07 August 2007

On Living Adjacent to Someone Living Under a Bad Moon

There are just some days when you feel like you ought to have just stayed the hell in bed.

I thought today was going to be one of those days for me. It didn't start out that well.

On the bike ride into work, I had to stop to tighten the bar that holds my left pedal to the gear sprocket thingie. It keeps coming loose, and every time I ride the bike I have to stop a couple times to tighten it up again. After I got it tightened and had embarked on my journey across the Manhattan Bridge, some guy came out of nowhere and nearly plowed into me. The effort to avoid him caused a crack up in which I was the sole participant and my bike was, by far, the biggest casualty.

When all was said and done, my pedal had dug a furrow out of my lower right calf, my back brakes weren't working, and my handlebars were out of alignment with the front tire.

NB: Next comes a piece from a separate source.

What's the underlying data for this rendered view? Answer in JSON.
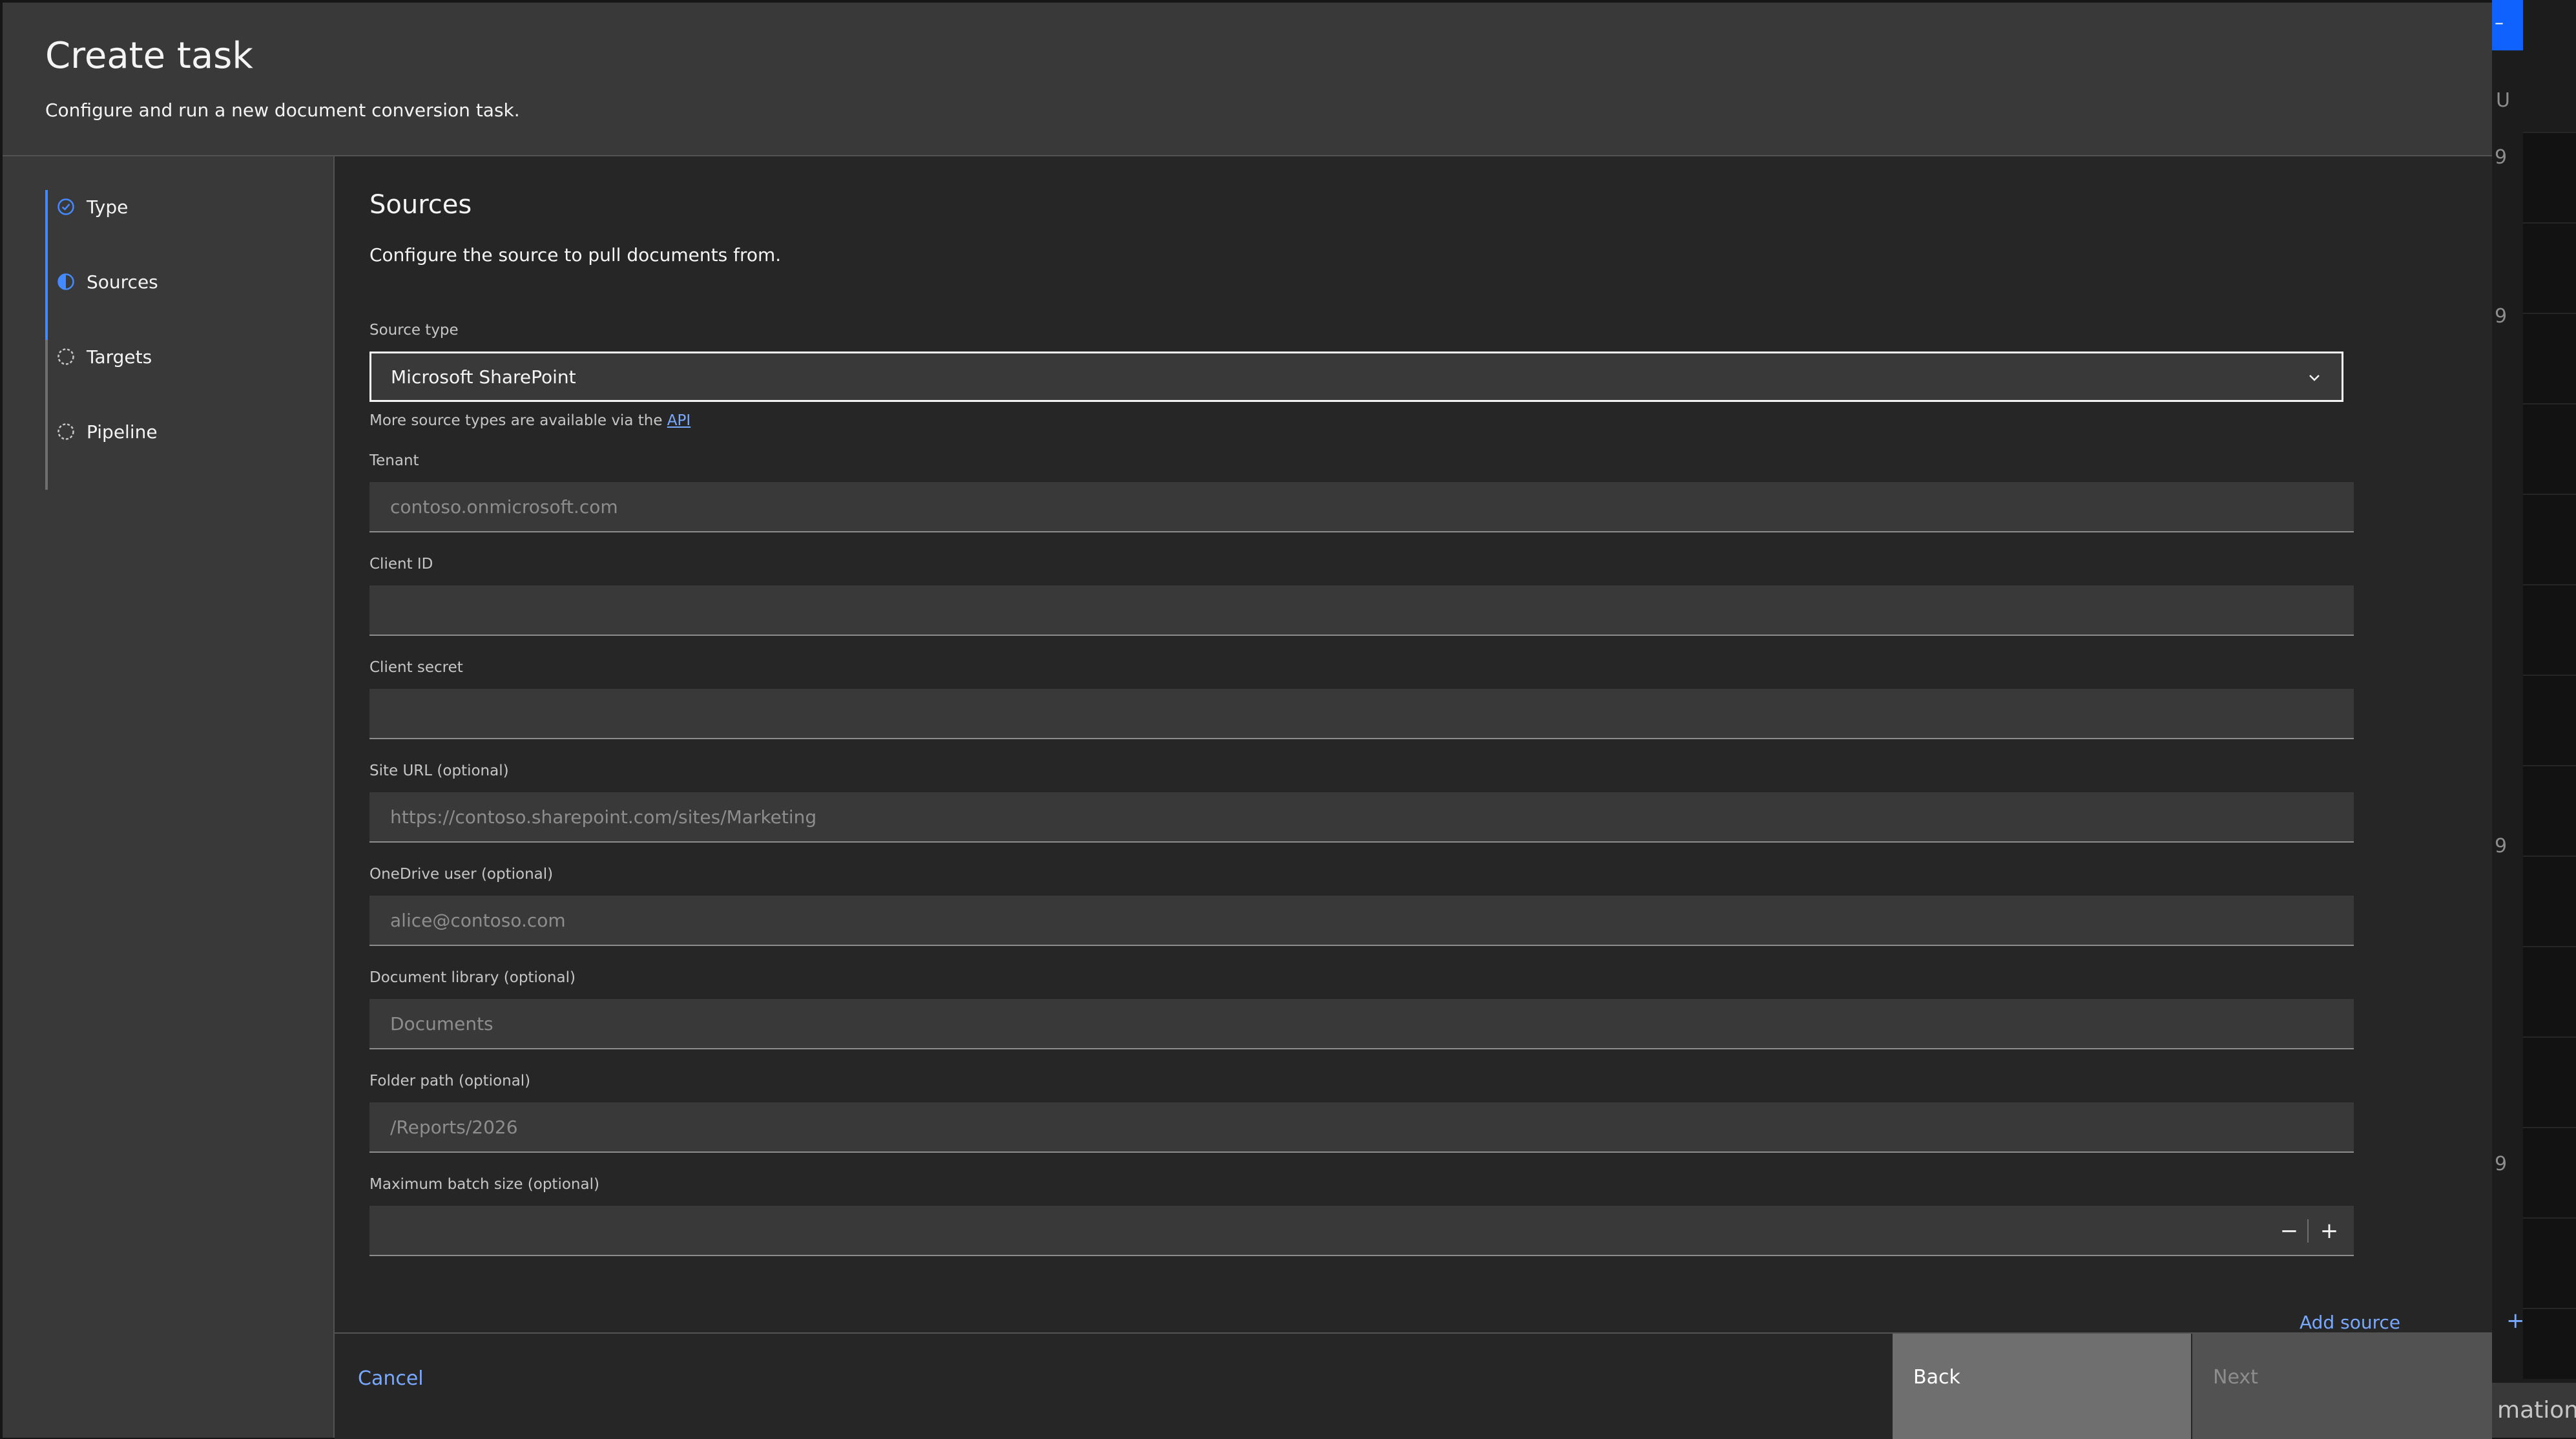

And I had to retighten the pedal post.

Actually, I'd feel very manly and handy about figuring out how to fix the brakes were it not for the fact that the answer was pretty much the simplest thing ever but it took me nearly 25 minutes of fiddling to figure out how to do it.

Anyway, despite that inauspicious start, I got everything fixed up, got on my way and the remainder of my day went pretty well. 'Twas busy and non-stop, but not particularly unpleasant.

It was on the ride home, however, that I discovered that someone was living under a bad moon, it just wasn't me.

As I got to the end of 59th Street, and made to turn south onto the west side bike path, a guy on a ten speed behind me decided I was going too slow and decided to zoom past me and cut across me to enter the bike path on an angle. This approach would have worked out were it not for a problem that often comes up at the 59th Street entrance to the bike path.

The quality of the bike path sorta drops off precipitously north of 59th, so there's a stop sign for traffic in both directions, sight lines being poor and the path suddenly narrower.

Thus, Speedy Gonzales didn't see the couple approaching from the south; a couple – like most people who bike the path – that didn't have any intention of stopping at the stop sign.

I bike that path often, and I know that nobody bothers to stop at those signs. That's why I was going slow.

So Speedy cut in front of me and nearly plowed into the young woman, who was in the lead. She swerved into my path, I swerved out of her way, and Speedy plowed, nearly at full speed, into the young woman's boyfriend.

I've never seen anything quite so violent up quite so close. Before I knew it there was a tangle of limbs and bodies and bicycles, and the two guys were lying in a heap on the ground. One of them kept shouting, "Fuck! Fuck! Fuck!" Over and over again. I hopped off my bike and rushed over to them, and had to disentangle the poor guy who'd been hit from his bicycle before he could be picked up off the ground.

Amazingly, neither of them was seriously hurt. The guy who'd gotten plowed into had a few scrapes, but Speedy ended up with a nasty gash over his eye, a smashed nose and road burn all up and and down his arm. The cut over his eye didn't seem to want to stop bleeding. Worse, his front wheel was bent into a wide u-shape. He clearly wasn't going anywhere in a hurry after that.

The couple eventually went on their way, and Speedy was left to carry his bike to the nearest subway station, which I can tell you was nearly a mile away. Uphill.

The worst part, from my point of view, was that Speedy was obviously embarrassed and angry at himself, and just wanted to make sure everyone else was alright so he could get out of there. He used his water bottle to clean the blood off his face and his arms, then stripped off his shirt to check for scrapes elsewhere. And Speedy was totally hot. Like, Hot Nerd™ hot. Under different circumstances, if he weren't in such a hurry to escape and nurse his wounded ego, I'd have been all, "So, can I get your number? That may be a concussion, maybe you shouldn't be alone right now."

Bow chicka bow bow.

Leave it to me to find a prurient thought in the midst of tragedy.